Considering Low-Carbon Economic Dispatch of Power Systems with the Participation of Large-Scale Energy Storage and Multiple Types of Regulation Resources

In response to the low-carbon strategic goals, the proportion of intermittent renewable energy resources in the power system has been increasing in recent years, which has significantly increased the load uncertainty of the power system. In order to solve the negative impact of the instability of new energy generation on the power grid, a low-carbon economic dispatching method of the power system with the participation of large-scale energy storage and multiple types of regulating resources is proposed. Firstly, a neural network algorithm is used to simulate and predict the new energy output, and an economic dispatching architecture is constructed with the participation of large-scale energy storage and multiple types of regulating resources; secondly, a stepped carbon trading mechanism is considered, and a mathematical model of the power system with large-scale energy storage and multiple types of regulating resources such as scenery and fire is established with the operation and maintenance cost, carbon emission cost, and operation penalty cost of renewable energy output as the objective function.
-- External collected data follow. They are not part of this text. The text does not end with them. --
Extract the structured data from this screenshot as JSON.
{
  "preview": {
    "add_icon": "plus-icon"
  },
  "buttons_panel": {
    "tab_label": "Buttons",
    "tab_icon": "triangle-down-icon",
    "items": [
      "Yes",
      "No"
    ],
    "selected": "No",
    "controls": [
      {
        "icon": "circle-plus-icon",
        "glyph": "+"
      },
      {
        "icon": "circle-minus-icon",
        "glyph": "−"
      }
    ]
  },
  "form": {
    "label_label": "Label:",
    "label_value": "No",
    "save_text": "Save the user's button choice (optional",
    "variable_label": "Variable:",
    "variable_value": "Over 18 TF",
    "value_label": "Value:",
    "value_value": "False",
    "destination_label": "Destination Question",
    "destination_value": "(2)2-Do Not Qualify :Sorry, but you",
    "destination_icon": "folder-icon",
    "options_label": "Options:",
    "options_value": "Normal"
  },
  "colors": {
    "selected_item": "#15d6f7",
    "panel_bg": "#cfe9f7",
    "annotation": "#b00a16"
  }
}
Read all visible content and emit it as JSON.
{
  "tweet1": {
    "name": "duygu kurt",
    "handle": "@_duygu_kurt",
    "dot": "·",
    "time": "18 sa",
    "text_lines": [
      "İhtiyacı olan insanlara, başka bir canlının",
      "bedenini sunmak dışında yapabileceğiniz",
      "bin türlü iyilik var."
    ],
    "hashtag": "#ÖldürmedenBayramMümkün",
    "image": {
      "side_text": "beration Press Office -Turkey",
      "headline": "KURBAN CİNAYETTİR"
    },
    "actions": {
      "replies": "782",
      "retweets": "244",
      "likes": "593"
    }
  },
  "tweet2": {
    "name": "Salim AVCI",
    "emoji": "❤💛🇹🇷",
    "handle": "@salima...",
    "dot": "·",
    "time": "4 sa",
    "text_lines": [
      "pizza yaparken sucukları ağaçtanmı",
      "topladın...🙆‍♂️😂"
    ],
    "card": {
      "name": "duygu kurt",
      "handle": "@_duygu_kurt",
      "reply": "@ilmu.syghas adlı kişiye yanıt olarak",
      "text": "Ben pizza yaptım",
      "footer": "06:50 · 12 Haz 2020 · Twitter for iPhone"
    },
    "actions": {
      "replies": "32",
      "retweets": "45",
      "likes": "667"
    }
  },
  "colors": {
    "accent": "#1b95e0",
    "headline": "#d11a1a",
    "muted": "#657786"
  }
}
At the same time, the average change rate index of scenery power output is used to evaluate the power fluctuation leveling ability of the energy storage system, so as to obtain the system operation scheme with the optimal comprehensive fluctuation leveling ability, economy and low carbon. Finally, the optimization model is solved by using the CPLEX solver under different operation scenarios and the feasibility of the proposed scheme is verified.